Sadly, she had to leave Syria, and her husband, behind in October 2012, because it was getting too dangerous for her to remain there. She has since been trying to get him a spouse’s visa to come in to this country. She meets all the qualifications under the new, family rules (of which I am no fan), but the Home Office rejected the application on a technicality. Another application has been submitted, but her husband’s situation is becoming increasingly perilous. She told me:
Now the problem of course is that there has been a serious escalation in the war in Syria particularly in and around Damascus. Ziad my husband lives only 15 mins away from the chemical weapon attack sites. One day later there was a huge car bomb near our house. Just yesterday his car was sprayed with bullets and he was detained. I still don’t know why. He says he is under threat from the regime who may not now allow him to leave the country.
She spoke to BBC Radio Leeds earlier this week – listen all the way through as there are several segments with her in which she talks about the danger of her husband’s situation and, poignantly, says there are times when she loses hope of seeing him alive again.

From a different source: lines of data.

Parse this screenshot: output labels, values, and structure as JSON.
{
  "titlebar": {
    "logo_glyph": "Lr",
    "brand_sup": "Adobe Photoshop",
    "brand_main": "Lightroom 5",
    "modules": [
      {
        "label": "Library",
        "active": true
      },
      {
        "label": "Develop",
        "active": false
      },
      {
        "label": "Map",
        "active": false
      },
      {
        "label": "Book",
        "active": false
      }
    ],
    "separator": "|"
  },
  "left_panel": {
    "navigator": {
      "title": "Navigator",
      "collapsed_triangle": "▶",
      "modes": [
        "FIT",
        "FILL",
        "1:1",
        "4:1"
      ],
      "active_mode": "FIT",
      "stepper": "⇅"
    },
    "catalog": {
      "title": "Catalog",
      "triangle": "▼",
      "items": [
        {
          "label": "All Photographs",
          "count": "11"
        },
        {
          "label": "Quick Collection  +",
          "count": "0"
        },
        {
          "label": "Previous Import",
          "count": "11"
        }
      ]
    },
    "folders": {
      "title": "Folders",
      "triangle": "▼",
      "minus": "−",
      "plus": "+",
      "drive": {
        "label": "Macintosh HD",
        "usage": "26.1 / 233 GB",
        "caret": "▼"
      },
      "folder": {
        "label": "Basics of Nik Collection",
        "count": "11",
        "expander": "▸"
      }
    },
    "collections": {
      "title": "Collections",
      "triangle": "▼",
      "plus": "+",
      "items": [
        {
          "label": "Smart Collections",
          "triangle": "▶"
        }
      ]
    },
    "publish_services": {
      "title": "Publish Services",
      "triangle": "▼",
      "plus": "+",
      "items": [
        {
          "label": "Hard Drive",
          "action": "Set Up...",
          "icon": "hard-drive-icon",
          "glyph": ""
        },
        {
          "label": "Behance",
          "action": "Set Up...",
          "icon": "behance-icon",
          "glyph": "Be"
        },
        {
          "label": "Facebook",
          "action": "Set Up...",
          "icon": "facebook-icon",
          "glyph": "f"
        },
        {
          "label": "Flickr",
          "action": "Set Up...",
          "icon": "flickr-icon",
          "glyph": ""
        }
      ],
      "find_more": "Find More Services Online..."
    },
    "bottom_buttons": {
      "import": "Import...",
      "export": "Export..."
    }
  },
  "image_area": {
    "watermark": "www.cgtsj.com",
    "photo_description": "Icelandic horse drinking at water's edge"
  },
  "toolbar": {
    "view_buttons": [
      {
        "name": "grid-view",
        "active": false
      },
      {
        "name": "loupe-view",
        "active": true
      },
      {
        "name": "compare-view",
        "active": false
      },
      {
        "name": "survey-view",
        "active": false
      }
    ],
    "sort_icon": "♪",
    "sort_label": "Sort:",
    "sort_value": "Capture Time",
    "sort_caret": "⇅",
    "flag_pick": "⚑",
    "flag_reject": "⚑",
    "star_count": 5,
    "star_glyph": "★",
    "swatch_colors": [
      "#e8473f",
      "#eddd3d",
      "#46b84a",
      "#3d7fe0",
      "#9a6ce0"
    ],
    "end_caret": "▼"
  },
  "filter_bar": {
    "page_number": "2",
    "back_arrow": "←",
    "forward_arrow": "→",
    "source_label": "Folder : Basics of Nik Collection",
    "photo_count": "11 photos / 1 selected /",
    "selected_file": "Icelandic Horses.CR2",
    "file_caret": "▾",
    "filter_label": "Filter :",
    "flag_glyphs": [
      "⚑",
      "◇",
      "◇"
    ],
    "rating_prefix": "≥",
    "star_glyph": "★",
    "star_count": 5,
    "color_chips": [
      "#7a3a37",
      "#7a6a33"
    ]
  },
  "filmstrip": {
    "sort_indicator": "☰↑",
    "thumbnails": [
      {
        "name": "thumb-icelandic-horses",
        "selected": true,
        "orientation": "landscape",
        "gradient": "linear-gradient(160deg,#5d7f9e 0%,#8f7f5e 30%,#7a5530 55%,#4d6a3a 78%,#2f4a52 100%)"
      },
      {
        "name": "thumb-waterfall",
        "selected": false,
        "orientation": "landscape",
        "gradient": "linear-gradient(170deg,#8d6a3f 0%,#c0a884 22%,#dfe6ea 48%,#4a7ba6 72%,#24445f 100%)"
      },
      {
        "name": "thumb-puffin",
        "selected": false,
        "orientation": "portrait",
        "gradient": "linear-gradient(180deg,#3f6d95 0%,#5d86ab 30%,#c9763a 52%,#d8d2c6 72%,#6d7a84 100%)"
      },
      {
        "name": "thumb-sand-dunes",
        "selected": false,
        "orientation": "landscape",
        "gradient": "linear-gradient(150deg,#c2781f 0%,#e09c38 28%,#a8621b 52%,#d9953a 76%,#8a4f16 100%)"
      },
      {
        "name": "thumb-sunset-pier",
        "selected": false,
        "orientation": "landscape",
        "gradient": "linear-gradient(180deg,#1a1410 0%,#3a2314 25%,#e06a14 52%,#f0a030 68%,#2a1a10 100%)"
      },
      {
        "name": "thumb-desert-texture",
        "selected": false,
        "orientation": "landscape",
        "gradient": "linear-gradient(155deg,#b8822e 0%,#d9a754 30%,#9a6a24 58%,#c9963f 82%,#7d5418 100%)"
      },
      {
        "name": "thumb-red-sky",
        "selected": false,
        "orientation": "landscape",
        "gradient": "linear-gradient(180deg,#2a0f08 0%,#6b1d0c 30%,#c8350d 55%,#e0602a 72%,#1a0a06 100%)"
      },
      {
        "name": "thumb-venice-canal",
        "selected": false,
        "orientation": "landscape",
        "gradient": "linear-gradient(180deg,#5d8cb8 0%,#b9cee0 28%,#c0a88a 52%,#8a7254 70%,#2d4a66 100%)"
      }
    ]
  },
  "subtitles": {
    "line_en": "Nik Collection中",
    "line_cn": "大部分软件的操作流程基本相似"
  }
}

Surely the Home Office should be doing something to help UK citizens’ families and spouses on humanitarian grounds. As Christine says herself:
Does the UK Government not have a duty of care to the Syrian spouses of UK citizens? Given the imminent military intervention should they not help get them out the country or at the very least speed up their visa decisions? Given Cameron’s determination to ‘protect civilians in Syria’ why can he not start by protecting Syrians with proven ties to the UK? I am not asking for special measures to circumvent the rules (in any case I meet the visa requirements) but simply for my government to stop dragging its feet in determining his visa case in this emergency situation. If my British citizenship, and indeed British values, means anything I beg my government to do something to help my husband get out of there.
There is something inherently unfair about bureaucracy keeping a spouse in danger, particularly if the same government is about to add to that danger. Christine can’t be the only person affected like this. I hope that one of our MPs will ask the Government to help these loved ones of UK citizens.